OctaviaC74 · 16/01/2026 07:27

Gloriia · 15/01/2026 18:00

No I don't think her husband deserves it, what i do think is creeps hanging round gyms hitting on married women will probably do it again and again. They like the thrill of the chase, the excitement of the lies and deceit. Once its official they'll both get bored, will 'fall out of love' and be on to the next fling.

Yeah but you don't know that, maybe she hit on him? did all the running?

If he has hung around for this amount of time, maybe he'll be a keeper, most men who hit on married women, move on once they get a shag.

Sometimes people marry the wrong person and then find love elsewhere but so long as she stays in this loveless marriage, she'll never know for sure.

TheIrritatingGentleman · 16/01/2026 17:09

Obviously you know you've done wrong, but I don't see what good can come of you telling everyone you're a cheat.

Yeah, you'll get what you deserve when everyone is angry at you, but your husband will likely be even more devastated and your children may stop talking to you. I don't see how it is the best thing for them to know their mum, who presumably they trust, could be so deceitful.

Separate, yes. Then take some time on your own to see what it is you actually want.

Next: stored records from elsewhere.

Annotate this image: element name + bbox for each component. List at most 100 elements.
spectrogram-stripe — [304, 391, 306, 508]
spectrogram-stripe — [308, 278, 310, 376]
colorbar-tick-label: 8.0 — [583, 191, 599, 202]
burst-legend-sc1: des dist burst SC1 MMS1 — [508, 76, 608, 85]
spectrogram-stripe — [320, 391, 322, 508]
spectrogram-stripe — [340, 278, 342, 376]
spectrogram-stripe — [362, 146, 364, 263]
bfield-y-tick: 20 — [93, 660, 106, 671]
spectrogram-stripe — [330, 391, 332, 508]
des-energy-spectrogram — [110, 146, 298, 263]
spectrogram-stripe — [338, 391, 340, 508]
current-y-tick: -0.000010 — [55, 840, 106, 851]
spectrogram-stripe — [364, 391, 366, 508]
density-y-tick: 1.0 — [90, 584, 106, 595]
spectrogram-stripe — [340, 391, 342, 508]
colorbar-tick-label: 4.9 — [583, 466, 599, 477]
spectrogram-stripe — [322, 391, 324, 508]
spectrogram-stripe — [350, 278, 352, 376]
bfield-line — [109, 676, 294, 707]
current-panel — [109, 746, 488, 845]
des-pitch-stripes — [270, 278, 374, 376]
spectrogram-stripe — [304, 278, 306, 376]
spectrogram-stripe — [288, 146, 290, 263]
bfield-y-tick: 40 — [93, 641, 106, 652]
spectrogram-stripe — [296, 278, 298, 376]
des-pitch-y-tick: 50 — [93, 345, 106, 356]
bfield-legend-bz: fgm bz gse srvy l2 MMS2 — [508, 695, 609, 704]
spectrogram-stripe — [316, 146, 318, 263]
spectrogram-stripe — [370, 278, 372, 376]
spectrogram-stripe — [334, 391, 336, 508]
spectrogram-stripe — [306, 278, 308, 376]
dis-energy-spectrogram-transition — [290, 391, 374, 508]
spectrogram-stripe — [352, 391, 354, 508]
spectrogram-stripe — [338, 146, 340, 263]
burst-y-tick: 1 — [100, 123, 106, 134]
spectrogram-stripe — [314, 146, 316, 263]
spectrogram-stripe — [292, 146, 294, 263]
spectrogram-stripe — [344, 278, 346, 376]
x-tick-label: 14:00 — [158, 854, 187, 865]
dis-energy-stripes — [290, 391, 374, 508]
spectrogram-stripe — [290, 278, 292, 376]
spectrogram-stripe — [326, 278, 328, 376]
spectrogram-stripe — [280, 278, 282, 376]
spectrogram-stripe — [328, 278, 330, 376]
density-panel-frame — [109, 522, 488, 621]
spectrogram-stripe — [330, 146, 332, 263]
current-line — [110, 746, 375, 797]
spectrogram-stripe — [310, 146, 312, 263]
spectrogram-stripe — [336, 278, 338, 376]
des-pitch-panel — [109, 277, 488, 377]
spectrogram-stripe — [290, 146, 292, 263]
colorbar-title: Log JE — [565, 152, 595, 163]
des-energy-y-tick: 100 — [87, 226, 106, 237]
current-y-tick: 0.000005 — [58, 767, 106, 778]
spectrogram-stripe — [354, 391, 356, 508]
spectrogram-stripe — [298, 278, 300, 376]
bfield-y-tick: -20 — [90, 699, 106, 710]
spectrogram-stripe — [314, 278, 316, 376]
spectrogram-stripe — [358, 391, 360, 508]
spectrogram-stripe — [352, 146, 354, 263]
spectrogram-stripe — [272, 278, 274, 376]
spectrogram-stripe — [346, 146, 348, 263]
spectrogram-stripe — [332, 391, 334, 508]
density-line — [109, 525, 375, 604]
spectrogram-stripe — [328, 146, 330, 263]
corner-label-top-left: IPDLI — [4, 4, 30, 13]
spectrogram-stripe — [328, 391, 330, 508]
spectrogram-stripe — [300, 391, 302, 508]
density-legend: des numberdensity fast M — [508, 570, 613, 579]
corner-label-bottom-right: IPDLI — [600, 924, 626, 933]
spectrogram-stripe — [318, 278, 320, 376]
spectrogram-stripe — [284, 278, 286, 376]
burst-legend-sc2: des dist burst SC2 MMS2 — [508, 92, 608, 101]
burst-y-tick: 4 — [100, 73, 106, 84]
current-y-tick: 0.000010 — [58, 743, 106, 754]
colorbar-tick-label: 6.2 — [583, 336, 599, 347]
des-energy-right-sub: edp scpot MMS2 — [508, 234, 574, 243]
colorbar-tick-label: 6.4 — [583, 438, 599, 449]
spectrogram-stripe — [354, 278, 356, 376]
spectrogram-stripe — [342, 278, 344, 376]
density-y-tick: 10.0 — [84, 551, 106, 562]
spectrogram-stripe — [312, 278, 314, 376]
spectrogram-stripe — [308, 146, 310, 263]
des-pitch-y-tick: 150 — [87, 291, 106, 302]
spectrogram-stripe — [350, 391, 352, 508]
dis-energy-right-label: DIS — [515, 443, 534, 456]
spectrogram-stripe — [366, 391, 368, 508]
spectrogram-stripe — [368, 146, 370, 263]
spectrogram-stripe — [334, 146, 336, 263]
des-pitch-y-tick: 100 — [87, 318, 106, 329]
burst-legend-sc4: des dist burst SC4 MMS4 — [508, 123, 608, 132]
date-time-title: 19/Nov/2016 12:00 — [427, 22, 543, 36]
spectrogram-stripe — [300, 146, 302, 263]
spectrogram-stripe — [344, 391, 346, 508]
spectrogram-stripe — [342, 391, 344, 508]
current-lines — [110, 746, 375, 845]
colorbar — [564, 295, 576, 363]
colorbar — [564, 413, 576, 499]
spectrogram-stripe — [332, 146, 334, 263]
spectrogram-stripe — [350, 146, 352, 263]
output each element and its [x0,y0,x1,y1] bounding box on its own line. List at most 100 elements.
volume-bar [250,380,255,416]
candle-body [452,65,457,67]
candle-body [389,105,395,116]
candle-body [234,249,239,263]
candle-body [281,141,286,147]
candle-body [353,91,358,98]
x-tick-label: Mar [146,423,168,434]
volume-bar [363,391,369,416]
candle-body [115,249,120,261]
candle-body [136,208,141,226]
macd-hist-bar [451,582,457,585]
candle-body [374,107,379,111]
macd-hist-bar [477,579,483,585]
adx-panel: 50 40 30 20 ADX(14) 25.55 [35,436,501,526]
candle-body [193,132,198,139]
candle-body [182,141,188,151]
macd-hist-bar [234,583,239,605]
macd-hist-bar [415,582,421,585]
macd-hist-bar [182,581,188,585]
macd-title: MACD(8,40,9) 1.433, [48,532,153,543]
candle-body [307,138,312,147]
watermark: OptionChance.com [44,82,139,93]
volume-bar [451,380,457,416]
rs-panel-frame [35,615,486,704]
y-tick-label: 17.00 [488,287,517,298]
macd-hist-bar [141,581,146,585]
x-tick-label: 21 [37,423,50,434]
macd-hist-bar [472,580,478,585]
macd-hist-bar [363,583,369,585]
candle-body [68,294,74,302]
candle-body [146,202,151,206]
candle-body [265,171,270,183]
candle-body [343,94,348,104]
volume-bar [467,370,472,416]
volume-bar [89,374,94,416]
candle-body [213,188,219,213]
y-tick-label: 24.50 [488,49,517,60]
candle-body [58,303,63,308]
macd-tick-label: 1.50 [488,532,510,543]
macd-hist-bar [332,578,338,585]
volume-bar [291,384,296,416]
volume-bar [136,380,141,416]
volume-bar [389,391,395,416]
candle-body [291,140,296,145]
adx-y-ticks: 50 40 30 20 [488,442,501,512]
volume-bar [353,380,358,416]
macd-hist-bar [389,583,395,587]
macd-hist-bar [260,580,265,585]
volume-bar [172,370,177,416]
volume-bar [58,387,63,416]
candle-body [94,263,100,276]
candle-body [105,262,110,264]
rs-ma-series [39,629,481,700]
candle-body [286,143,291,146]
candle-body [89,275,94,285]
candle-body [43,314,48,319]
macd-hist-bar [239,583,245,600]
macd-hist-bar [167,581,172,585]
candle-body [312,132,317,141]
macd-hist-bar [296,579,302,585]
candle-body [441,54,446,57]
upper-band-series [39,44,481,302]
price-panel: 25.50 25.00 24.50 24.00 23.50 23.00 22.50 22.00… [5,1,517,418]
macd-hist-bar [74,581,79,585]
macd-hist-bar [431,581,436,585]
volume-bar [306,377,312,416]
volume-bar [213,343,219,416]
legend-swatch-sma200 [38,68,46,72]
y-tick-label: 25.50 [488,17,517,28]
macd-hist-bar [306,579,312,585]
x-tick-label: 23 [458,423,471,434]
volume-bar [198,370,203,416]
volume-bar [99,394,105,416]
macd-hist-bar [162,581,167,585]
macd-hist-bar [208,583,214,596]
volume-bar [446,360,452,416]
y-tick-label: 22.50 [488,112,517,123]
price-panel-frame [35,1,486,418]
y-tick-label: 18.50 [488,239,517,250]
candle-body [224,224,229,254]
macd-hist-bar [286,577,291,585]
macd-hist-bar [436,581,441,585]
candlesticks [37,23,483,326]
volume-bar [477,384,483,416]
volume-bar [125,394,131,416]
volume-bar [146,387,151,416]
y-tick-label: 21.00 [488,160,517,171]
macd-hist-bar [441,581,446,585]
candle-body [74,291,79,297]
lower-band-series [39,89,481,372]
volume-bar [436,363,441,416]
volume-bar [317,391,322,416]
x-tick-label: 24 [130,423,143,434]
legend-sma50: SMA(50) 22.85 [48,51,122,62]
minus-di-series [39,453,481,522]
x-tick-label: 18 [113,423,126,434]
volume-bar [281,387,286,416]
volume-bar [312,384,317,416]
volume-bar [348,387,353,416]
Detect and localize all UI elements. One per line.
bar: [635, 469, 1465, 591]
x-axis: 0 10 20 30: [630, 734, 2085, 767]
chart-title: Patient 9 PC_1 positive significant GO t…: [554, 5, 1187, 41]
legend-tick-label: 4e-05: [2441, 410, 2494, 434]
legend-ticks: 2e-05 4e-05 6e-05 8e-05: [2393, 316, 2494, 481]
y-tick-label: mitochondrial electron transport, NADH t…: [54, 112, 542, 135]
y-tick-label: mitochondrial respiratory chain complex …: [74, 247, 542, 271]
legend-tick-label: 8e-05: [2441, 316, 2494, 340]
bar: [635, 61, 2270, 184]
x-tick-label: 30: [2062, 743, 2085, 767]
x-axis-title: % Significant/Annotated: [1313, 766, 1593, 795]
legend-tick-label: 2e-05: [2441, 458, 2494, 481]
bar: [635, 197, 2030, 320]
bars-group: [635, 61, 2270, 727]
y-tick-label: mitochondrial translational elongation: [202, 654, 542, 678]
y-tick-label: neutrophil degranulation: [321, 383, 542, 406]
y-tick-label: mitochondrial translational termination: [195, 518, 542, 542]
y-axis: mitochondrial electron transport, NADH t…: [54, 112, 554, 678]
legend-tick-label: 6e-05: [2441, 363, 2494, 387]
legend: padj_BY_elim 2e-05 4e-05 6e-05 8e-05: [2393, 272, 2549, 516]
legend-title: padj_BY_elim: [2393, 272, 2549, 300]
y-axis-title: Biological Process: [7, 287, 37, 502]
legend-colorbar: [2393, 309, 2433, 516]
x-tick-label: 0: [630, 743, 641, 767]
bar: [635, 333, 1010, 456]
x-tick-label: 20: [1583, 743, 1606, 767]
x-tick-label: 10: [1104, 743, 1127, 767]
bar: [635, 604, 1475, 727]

I understand the AP wanting you to separate so you can be together, but I don;t know why he thinks the best thing is to tell your family about what the pair of you have been up to. Surely he knows you are going to hurt your children and husband? I would think twice about whether he's actually as nice as you think he is.

MartySupremeisascream · 16/01/2026 22:30

ashamedclown · 15/01/2026 20:05

Read again, she says I know I have done wrong. And I do.

The ability to use the question mark key doesn’t make you superior to me; I know what I have done is terrible.

I don't think all the family has to know about your affair - that's your call and your call alone.

MartySupremeisascream · 16/01/2026 22:32

dadtoateen · 15/01/2026 21:26

Not at all.

just think folks should get there just deserts

Would you think like that if it were you in her situation?
Somehow I doubt it.
I've known a lot of male colleagues who had flings and none seemed to lose any sleep over it and most are still with their other half so most likely kept their mouth shut. Men have a habit of holding women to higher standards than they hold themselves.